Definitions that reference other units which themselves can't be resolved. This happens when a definition depends on a unit inside a skipped conditional block, a function definition, or another unresolvable unit. Common patterns include:

* Definitions referencing function results (`parsec = au / tan(arcsec)`, `earthradius_polar = (1-earthflattening) earthradius_equatorial`)

* Cultural/monetary units referencing other unresolved terms (`farthing = 1|4 oldpence`, `monkey = 500 quid`)

* Definitions using the `+` operator (`air_2015 = 78.08% nitrogen 2 + 20.95% oxygen 2 + ...`)

## How the importer works

### Three-pass architecture

**Pass 1 — Parse** (12ms): reads the file line by line, handling continuation lines (`\`), comments (`#`), and directives.
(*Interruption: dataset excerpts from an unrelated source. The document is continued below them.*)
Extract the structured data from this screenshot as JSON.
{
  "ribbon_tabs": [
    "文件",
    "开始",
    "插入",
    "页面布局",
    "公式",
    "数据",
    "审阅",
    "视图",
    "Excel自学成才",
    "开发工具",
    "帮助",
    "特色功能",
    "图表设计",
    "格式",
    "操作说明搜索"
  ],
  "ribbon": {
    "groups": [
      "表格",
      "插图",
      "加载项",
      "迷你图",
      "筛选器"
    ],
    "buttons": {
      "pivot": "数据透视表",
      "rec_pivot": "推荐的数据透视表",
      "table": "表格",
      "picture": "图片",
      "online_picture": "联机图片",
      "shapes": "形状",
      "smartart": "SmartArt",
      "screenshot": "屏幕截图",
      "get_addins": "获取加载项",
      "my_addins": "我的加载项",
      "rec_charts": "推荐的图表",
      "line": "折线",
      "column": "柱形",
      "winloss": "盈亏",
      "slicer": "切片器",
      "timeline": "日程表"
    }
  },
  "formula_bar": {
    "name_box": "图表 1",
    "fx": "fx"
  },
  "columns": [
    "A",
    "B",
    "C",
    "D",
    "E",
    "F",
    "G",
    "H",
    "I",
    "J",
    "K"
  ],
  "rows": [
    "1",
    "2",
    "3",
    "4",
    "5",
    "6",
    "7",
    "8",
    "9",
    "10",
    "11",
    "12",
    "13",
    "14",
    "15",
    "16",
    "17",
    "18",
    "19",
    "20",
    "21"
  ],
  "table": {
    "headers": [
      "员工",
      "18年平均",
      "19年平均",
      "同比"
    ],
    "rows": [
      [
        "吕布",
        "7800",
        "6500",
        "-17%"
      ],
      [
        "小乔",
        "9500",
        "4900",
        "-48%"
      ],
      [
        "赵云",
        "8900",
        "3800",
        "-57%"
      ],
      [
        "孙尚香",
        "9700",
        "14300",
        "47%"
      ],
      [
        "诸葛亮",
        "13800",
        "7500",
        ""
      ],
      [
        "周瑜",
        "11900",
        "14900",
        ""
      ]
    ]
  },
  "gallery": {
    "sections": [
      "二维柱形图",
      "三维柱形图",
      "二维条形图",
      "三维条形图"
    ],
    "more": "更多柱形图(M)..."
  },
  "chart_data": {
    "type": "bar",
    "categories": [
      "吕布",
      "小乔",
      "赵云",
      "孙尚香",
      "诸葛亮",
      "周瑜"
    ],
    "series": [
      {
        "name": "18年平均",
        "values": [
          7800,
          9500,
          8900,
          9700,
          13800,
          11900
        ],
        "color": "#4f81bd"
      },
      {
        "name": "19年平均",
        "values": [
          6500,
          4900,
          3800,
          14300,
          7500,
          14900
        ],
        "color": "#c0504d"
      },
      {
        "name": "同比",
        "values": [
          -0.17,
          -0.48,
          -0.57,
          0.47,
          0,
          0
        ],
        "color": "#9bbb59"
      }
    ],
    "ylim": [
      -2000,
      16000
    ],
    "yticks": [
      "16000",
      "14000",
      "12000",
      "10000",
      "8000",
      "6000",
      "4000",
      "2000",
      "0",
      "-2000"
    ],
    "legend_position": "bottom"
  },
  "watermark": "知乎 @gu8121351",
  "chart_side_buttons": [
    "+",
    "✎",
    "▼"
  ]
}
Produces a map of primitives, prefixes, definitions, aliases, and function signatures.

**Pass 2 — Resolve** (18ms): recursively evaluates each definition's expression against the parsed data until it reduces to a numeric factor times known SI primitives. Uses memoization and cycle detection. Handles numbers, fractions (`1|7000`), identifiers, multiplication (juxtaposition and `*`), division (`/`), exponentiation (`^`), parentheses, and SI prefix expansion (`cm` → `centi` + `m`).

**Pass 3 — Register**: maps each resolved dimension to a CLDR base unit string and category, then either registers via `Localize.Unit.define_unit/2` or writes to an `.exs` file. Dimensionless entries are extracted separately as named constants. Compound base unit strings are built using CLDR component ordering (kilogram, meter, second, ampere, kelvin, mole, candela, steradian) to ensure correct category lookups. Categories are assigned from the CLDR `base_unit_to_quantity` mapping, with fallback to descriptive derived category names (e.g., `"specific-heat"`, `"volume-flow-rate"`) for SI quantities not covered by CLDR.

### GNU primitive → CLDR mapping

| GNU primitive | CLDR base unit |
|---|---|
| `s` | `second` |
| `m` | `meter` |
| `kg` | `kilogram` |
| `K` | `kelvin` |
| `A` | `ampere` |
| `mol` | `mole` |
| `cd` | `candela` |
| `radian` | `radian` |
| `sr` | `steradian` |
| `bit` | `bit` |

## Exported file format

The exported `.exs` file is a standard Elixir term file loadable by `Localize.Unit.load_custom_units/1`:

```elixir
[
  %{
    unit: "furlong",
    base_unit: "meter",
    factor: 201.168,
    category: "length",
    display: %{
      en: %{
        long: %{one: "{0} furlong", other: "{0} furlongs", display_name: "furlongs"}
      }
    }
  },
  %{
    unit: "fathom",
    base_unit: "meter",
    factor: 1.8288,
    category: "length",
    display: %{
      en: %{
        long: %{one: "{0} fathom", other: "{0} fathoms", display_name: "fathoms"}
      }
    }
  },
  ...
]
```

You can edit this file to add translations, fix plurals, or adjust conversion factors before loading.